ImeIme Umana has been elected president of the Harvard Law Review. She will be the first black woman to hold the position.

Umana, who graduated from Harvard College in 2014, expects to receive her Harvard law degree in 2018, according to her LinkedIn profile. She focused on government and African-American studies as an undergraduate, while working at Harvard's Hiphop Archive & Research Institute and serving as president of the university's Institute of Politics.

Umana also worked as a criminal law investigative intern for the public defender's office in Washington, D.C., an experience that, she said in 2013, opened her eyes to injustice.

“It’s very easy to presume that you know a lot about urban communities and the troubles they face,” Umana told the Harvard Crimson. “I read ‘The New Jim Crow,’ and I read ‘Sister Citizen,’ and I read ‘Killing the Black Body,’ and I’ve watched all of these documentaries, and I’ve written all these papers, but the internship, really, in just a few days, showed me how little I actually did know about the realities of the situation and urban America.”

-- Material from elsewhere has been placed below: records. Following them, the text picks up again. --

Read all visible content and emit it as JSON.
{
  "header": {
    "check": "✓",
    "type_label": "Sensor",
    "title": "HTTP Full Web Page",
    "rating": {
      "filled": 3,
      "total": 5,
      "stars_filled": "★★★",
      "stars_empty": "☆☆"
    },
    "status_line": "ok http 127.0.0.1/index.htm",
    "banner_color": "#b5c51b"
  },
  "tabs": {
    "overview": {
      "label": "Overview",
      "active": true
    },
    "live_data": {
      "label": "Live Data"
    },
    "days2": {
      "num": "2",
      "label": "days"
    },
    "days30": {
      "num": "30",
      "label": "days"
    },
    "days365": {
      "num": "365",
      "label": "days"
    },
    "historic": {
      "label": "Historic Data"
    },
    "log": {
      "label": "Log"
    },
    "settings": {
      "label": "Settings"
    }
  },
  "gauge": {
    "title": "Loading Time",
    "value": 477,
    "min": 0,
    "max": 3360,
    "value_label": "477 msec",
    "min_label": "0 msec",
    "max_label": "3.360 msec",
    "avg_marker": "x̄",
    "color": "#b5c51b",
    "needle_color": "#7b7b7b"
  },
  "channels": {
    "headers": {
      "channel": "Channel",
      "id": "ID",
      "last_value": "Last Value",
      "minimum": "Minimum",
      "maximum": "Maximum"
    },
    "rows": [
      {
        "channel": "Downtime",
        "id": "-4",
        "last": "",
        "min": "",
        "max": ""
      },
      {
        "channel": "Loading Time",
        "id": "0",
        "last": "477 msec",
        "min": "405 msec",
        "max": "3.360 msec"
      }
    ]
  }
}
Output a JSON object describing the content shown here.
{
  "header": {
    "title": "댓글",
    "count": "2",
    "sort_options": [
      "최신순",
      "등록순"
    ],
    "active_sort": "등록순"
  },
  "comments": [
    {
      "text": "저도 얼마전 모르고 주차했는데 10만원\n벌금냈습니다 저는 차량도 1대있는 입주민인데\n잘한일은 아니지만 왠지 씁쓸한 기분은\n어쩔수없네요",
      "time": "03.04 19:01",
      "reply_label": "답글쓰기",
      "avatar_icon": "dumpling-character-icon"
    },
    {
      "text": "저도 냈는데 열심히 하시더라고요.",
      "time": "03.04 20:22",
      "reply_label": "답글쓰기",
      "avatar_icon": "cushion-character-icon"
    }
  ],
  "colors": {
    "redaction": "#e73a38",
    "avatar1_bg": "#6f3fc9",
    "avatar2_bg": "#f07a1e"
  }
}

In that interview, Umana also reflected on an encounter with a student while she was tutoring a fifth-grade class. As she discussed the Second Amendment, she said, the student mentioned that a relative had been shot.

“I didn’t realize [civics] could be so personal and so alive for a lot of the students,” Umana said. “It taught me sensitivity in teaching but it also taught me, like the public defender’s service, to not assume certain backgrounds, certain reactions, certain lived experiences.”

The president is elected by the editorial board of the independent, student-run publication, which was founded in 1887. Its current issue leads with a commentary by a previous president of the review who also made history, as the first black man elected to that post: Barack Obama.